Crypto wars, PageUp hacked, and Defence cyber-worthiness
There’s a lot of news to get through, but I wanted to briefly recommend a podcast:
I’ve mentioned The Secure Developer podcast before, but this one is my favourite so far. it’s with Masha Sedova of Elevate Security.
During the podcast Masha speaks at length about the challenge of getting employees to care about security in a way which actually improves not only the security of an organisation, but also the retention of those employees. It’s a great podcast (and now I want to work for Elevate).
Onto the news:
Crypto-wars 2, Australia edition
A lot has already been said about the various attempts by governments to clamp down on modern encryption techniques (the so-called “going dark” problem), and I won’t try to summarise it all here.
The issue flared up in Australia this week after news broke of new legislation compelling technology companies to allow access to encrypted data, and a speech by Australia’s minister for Law Enforcement and Cyber Security.
On a recent episode of Late Night Live, host Phillip Adams had an excellent interview on the topic with Bruce Schneier:
Schneier is one of a handful of people in the world who can genuinely call themselves experts in cryptography. (His Applied Cryptography is considered a seminal work in the field). The interview is short, and well worth listening to.
Australian recruitment company hacked
Melbourne-based PageUp People has had a bad week:
Major Australian firms including Coles, Telstra, AusPost and Medibank have pulled their recruitment websites offline after the service provider supplying the technology for them said it may have been breached.
iTnews first reported that Melbourne-based cloud recruitment software provider, PageUp People, had experienced a malware infection that allowed an unknown party to gain unauthorised entry to some of its systems.
The disclosure has forced a number of large corporates and government agencies that rely on PageUp People to suspend recruitment while they await answers on what, if anything, was compromised.
There hasn’t been a lot of detail about what data was compromised, but PageUp is recommending (“out of an abundance of caution”) that all clients and candidates change their passwords.
The good news is that their passwords were stored using bcrypt, which is good practice for password hashing (remember: the choice of hashing function is important).
Defence “cyber-worthiness” ratings
Another one from iTnews:
Australia’s nascent cyber warfare unit has been tasked with rating the “cyber-worthiness” of military equipment and systems before they are used in operations.
Vice Admiral Ray Griggs told a senate estimates hearing last night that cyber-worthiness ratings were being assessed by the joint information warfare unit set up in July last year.
“One of the things the team is working on is the notion of cyber worthiness,” Griggs said.
“It’s not the same as sea- and air-worthiness but a similar notion so that when we provide forces [with] units to an operational theatre, they are seaworthy or airworthy and also cyberworthy, which is an increasingly big body of work for [the information warfare unit] team.”

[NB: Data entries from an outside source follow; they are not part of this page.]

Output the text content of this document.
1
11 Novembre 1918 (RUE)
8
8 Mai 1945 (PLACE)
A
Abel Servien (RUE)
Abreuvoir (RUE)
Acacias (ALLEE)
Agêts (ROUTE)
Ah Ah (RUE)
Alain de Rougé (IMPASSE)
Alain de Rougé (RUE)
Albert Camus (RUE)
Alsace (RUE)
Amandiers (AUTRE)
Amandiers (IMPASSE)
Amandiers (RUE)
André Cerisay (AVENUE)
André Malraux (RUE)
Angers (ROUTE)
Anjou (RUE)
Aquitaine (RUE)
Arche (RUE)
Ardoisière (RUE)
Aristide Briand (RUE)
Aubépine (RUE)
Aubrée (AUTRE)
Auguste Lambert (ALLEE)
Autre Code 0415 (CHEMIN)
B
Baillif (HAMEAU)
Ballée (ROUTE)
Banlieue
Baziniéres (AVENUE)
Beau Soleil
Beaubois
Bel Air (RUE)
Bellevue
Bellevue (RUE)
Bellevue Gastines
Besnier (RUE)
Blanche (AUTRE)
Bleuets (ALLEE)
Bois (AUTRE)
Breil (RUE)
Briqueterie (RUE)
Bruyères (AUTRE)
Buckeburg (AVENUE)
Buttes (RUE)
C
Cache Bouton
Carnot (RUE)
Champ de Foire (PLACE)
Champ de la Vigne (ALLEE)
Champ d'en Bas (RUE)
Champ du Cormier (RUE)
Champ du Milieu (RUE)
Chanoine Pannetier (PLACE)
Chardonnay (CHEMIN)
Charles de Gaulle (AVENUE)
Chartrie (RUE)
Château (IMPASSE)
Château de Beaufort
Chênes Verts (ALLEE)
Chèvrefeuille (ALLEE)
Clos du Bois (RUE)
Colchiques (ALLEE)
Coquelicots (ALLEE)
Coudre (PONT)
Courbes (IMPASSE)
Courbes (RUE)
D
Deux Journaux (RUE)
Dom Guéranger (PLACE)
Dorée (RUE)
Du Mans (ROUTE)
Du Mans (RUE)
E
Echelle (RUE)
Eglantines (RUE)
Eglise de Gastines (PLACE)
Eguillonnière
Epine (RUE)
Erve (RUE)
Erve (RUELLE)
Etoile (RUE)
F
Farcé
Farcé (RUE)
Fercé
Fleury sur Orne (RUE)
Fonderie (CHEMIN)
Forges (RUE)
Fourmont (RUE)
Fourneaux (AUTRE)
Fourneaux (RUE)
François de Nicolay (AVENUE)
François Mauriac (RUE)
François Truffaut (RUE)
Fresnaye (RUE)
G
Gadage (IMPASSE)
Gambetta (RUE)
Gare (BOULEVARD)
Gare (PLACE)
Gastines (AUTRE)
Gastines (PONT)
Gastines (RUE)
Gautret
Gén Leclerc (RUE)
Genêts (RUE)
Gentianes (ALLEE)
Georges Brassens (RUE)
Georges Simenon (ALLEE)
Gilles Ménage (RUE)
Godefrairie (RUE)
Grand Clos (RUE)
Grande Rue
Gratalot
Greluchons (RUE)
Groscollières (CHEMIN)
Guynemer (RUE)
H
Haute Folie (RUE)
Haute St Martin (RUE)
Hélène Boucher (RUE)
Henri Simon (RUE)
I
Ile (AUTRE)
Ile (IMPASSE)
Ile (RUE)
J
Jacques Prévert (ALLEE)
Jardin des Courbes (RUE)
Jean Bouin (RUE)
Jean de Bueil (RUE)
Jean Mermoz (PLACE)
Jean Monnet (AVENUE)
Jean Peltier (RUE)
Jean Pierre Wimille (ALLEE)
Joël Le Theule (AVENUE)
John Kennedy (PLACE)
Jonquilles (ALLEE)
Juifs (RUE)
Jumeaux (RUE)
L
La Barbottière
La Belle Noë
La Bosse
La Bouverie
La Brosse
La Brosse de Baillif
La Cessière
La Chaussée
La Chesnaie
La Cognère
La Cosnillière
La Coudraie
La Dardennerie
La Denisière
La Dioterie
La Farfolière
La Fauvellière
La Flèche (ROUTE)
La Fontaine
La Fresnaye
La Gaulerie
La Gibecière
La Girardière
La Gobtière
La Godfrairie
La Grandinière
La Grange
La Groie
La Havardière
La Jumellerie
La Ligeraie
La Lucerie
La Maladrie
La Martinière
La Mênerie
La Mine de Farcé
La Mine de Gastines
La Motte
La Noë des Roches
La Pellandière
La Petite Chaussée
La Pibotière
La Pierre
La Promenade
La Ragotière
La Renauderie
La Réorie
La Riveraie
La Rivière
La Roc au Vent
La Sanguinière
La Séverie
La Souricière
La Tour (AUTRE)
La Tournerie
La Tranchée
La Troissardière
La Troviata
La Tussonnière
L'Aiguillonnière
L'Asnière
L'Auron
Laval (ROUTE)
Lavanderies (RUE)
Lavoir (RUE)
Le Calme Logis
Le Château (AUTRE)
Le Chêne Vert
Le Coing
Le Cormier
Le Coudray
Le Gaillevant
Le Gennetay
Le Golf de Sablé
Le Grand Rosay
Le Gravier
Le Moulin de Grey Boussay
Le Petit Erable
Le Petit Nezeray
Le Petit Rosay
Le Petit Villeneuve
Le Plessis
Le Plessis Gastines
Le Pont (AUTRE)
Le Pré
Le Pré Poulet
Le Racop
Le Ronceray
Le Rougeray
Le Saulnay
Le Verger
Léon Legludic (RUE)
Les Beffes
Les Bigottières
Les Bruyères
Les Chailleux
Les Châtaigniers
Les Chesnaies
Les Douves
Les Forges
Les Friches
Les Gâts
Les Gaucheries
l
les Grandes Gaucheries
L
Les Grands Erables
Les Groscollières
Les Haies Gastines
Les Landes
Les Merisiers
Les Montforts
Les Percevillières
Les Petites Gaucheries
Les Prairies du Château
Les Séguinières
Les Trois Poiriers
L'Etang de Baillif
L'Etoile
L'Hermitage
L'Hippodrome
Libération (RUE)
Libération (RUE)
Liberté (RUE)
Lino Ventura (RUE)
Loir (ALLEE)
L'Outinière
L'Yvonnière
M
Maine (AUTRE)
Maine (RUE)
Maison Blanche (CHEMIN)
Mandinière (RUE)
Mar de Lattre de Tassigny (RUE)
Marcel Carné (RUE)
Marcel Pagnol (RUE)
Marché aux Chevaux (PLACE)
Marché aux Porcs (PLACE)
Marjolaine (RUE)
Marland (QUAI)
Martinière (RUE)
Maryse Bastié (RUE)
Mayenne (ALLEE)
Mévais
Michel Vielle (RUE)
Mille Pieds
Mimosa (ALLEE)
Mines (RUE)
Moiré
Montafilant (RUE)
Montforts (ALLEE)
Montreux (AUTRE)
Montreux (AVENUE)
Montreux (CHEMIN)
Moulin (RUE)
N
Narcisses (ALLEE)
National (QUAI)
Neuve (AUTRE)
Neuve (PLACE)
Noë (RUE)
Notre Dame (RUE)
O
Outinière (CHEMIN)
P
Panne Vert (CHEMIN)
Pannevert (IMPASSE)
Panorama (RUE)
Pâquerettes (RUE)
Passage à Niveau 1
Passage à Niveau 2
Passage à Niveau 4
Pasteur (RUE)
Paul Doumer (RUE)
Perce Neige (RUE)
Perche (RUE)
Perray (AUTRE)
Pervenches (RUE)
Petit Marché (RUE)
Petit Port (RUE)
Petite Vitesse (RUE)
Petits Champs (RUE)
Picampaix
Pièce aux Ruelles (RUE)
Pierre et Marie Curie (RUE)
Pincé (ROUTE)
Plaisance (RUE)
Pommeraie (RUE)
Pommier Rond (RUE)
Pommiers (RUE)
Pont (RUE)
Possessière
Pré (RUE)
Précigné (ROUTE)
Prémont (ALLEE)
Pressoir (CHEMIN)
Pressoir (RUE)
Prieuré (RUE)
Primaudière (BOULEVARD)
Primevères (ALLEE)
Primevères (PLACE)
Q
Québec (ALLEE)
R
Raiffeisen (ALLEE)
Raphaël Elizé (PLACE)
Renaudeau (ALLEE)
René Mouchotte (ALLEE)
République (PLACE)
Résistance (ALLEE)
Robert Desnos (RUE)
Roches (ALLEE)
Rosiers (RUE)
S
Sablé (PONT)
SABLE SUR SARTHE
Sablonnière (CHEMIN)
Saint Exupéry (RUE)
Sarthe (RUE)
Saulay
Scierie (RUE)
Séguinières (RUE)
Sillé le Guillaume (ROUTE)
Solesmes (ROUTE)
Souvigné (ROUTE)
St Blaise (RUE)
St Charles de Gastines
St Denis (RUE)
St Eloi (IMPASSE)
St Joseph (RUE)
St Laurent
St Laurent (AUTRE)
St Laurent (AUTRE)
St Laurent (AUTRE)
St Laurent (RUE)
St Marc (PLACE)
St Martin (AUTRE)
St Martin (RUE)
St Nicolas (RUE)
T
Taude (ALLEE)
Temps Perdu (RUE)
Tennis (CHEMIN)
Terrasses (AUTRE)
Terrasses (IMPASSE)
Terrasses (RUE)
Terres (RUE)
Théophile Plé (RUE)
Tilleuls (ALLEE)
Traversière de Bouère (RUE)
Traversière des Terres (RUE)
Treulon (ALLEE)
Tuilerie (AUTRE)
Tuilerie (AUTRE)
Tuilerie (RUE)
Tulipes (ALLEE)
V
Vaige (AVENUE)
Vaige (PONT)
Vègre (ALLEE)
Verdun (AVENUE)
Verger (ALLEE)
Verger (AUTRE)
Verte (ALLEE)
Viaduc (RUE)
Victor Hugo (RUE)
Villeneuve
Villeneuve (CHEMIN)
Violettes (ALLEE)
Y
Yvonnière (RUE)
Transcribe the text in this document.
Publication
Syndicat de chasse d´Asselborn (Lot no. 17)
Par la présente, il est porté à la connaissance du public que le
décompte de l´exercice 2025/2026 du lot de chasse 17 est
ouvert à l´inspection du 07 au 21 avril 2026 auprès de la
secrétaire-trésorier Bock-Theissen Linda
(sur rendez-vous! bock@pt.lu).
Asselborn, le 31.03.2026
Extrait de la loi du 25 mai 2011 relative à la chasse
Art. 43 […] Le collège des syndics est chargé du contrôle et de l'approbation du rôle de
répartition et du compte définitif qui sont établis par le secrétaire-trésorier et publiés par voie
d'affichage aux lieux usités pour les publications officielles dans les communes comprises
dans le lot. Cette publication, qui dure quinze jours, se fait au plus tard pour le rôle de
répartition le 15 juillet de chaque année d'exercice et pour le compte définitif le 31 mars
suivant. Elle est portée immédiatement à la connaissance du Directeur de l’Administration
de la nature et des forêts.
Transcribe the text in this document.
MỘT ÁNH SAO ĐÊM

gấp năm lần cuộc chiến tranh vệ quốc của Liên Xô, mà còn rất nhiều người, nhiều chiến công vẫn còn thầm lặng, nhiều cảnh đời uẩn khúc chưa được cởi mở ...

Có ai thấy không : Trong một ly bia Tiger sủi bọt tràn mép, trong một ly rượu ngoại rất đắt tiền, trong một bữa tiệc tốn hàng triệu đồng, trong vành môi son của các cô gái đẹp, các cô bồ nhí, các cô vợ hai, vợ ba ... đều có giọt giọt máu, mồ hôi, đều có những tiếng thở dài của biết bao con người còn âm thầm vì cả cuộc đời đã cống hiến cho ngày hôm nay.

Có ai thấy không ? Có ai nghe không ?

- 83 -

To be frank, my reaction to this one was about equal-parts approval and eyeroll. To be clear, it’s absolutely a good thing that Defence is taking procurement of systems seriously from an information security perspective
However, some of these statements on “cyber-whatever” have a tendency to… well, I’ll let Jake Williams provide an example:
He goes on to elaborate:
This is not an anomaly. Sure, there are cyber smart officers in the military. But by and large, the people making decisions about the direction of military cyber are trying to figure out how it relates to what they know: e.g. air power, artillery, or naval warfare.
Of course the real problem is that cyber is it’s own domain. You don’t “amass forces” or “gain air superiority.” We can’t really move ahead until:
- Senior leadership doesn’t think cyber is a video game
- They stop applying traditional warfare principles to cyber
Yep. Analogies can be helpful, but as with many other aspects of technology, we have to be careful not to tie ourselves in knots trying to see the present through the lens of the past.
As Troy Hunt put it in an excellent blog post: “IRL Analogies Explaining Digital Concepts are Terrible”. It’s difficult to explain technical concepts without resorting to analogies, but we need to do better.